AI Dev Workflow
Section titled “AI Dev Workflow”Master workflow for AI-assisted development. Planning first, verification always, multi-tool when valuable.
Core Principles
Section titled “Core Principles”- Plan first, code later — clear roadmap prevents scope creep
- Verify before declaring done — run thorough tests, grep for stale refs, check outputs
- One task at a time — fix -> verify -> next (not batch-and-pray)
- Short, focused sessions — ~40 messages or one feature per session
- Commit after each confirmed step — maintain clean history
- Review for lessons — at end of each task, capture what should improve
Workflow Phases
Section titled “Workflow Phases”Phase 1: Preparation
Section titled “Phase 1: Preparation”- Start with a clear PRD (Product Requirements Doc)
- Include sequence diagrams for user flows and data flow
- Ask AI for suggestions on the best way to proceed
- Ask AI to improve your project outline
- Ask: “Do you completely understand? What could be clarified?”
- Use structured docs before opening the IDE
Phase 2: Planning (CC Plan Mode)
Section titled “Phase 2: Planning (CC Plan Mode)”- Enter Plan Mode: Shift+Tab twice
- Review proposed architecture before approving build
- For complex work, use extended thinking: “think hard” or “ultrathink”
- Break into atomic tasks with clear completion criteria
Phase 3: Implementation
Section titled “Phase 3: Implementation”- Work through task list one item at a time
- For each item: implement -> verify -> next
- Use Haiku 4.5 for implementation (cheaper), Opus for review
- Always maintain ChangeLog.md: have AI write its changes there
Phase 4: Verification/Testing (Autonomous AI-Driven)
Section titled “Phase 4: Verification/Testing (Autonomous AI-Driven)”Objective: World-class reliability through autonomous AI testing, visual regression, and cross-platform verification.

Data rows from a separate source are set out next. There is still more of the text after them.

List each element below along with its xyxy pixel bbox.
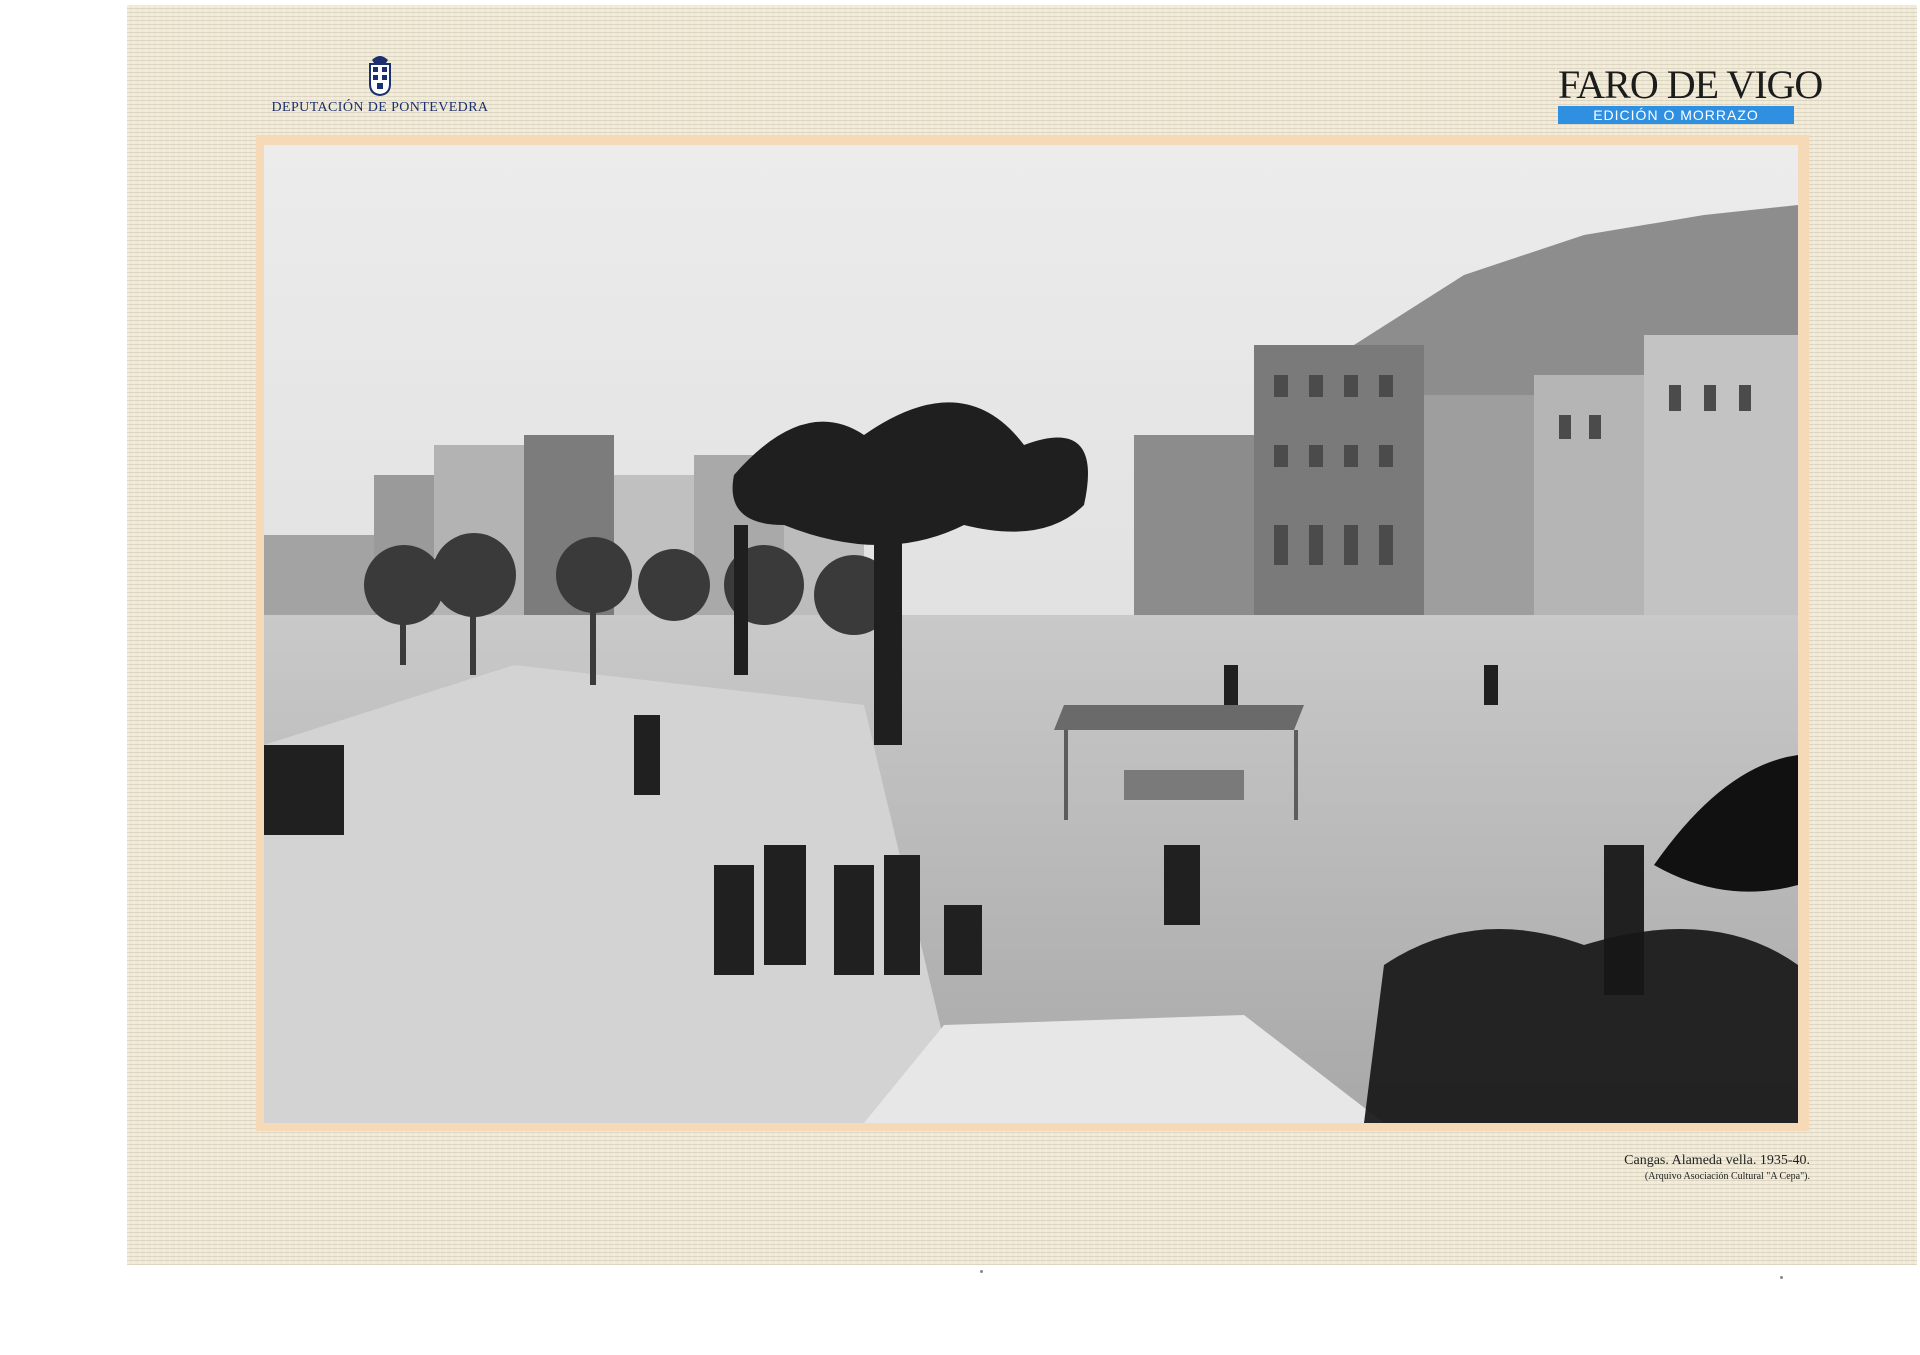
historical-photo <box>264 145 1798 1123</box>
photo-caption: Cangas. Alameda vella. 1935-40. (Arquivo… <box>1450 1152 1810 1184</box>
faro-de-vigo-masthead: FARO DE VIGO EDICIÓN O MORRAZO <box>1558 62 1823 124</box>
dust-speck <box>980 1270 983 1273</box>
deputacion-masthead: DEPUTACIÓN DE PONTEVEDRA <box>255 52 505 116</box>
foreground-shadow <box>1364 929 1798 1123</box>
caption-credit: (Arquivo Asociación Cultural "A Cepa"). <box>1644 1171 1810 1182</box>
dust-speck <box>1780 1276 1783 1279</box>
newspaper-edition: EDICIÓN O MORRAZO <box>1558 106 1794 124</box>
coat-of-arms-icon <box>369 56 391 96</box>
newspaper-title: FARO DE VIGO <box>1558 62 1823 107</box>
caption-title: Cangas. Alameda vella. 1935-40. <box>1624 1153 1810 1168</box>
org-name: DEPUTACIÓN DE PONTEVEDRA <box>271 100 489 115</box>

4.1 Unit + Component Testing
- Vitest for business logic and Astro component testing
- Use Astro Container API for rendering components in isolation
@testing-library/domfor DOM assertions- Command:
npm run test:unit(vitest)
4.2 E2E + Cross-Browser Testing
- Playwright for full browser automation across Chromium, Firefox, WebKit
- Configure
playwright.config.tsprojects: Desktop Chrome, Desktop Firefox, Desktop Safari (WebKit), Mobile Chrome (Pixel 7), Mobile Safari (iPhone 15) - Use
aria-labeland text-based locators (not brittle CSS selectors) - AI Enhancement: ZeroStep
ai()calls for natural-language assertions that survive UI redesigns - Command:
npm run test:e2e(playwright test)
4.3 Visual Regression
- Playwright’s built-in
expect(page).toHaveScreenshot()on every target viewport - Threshold:
maxDiffPixelRatio: 0.001(0.1%) - Mask dynamic content regions (dates, animations) to prevent false positives
- Upgrade path: Lost Pixel (7K free screenshots/month) when managing 3+ sites
4.4 Accessibility + SEO Validation
- Accessibility:
@axe-core/playwrightscans on every page, fail on any serious violations - SEO: Lighthouse CI in GitHub Actions — enforce minimum scores (Performance 90+, SEO 95+, Accessibility 95+)
- Scripted checks: Assert
<title>,<meta description>,<h1>,altattributes, canonical links exist on every page
4.5 AI-Autonomous Execution (The Loop)
- Playwright MCP enables Claude Code to directly control browsers and run tests
- Feedback Loop: When tests fail, output pipes to Claude Code for autonomous diagnosis and fix
- Protocol:
- Claude runs
npm run test:e2e -- --reporter=json - On failure: reads trace, analyzes screenshots, fixes source code
- Re-runs only failed tests until green
- Documents fixes in ChangeLog.md
- Claude runs
- Playwright Agents: Use Planner (strategy), Generator (code), Healer (self-fix) for autonomous test maintenance
4.6 Real Device Validation (Release Gates)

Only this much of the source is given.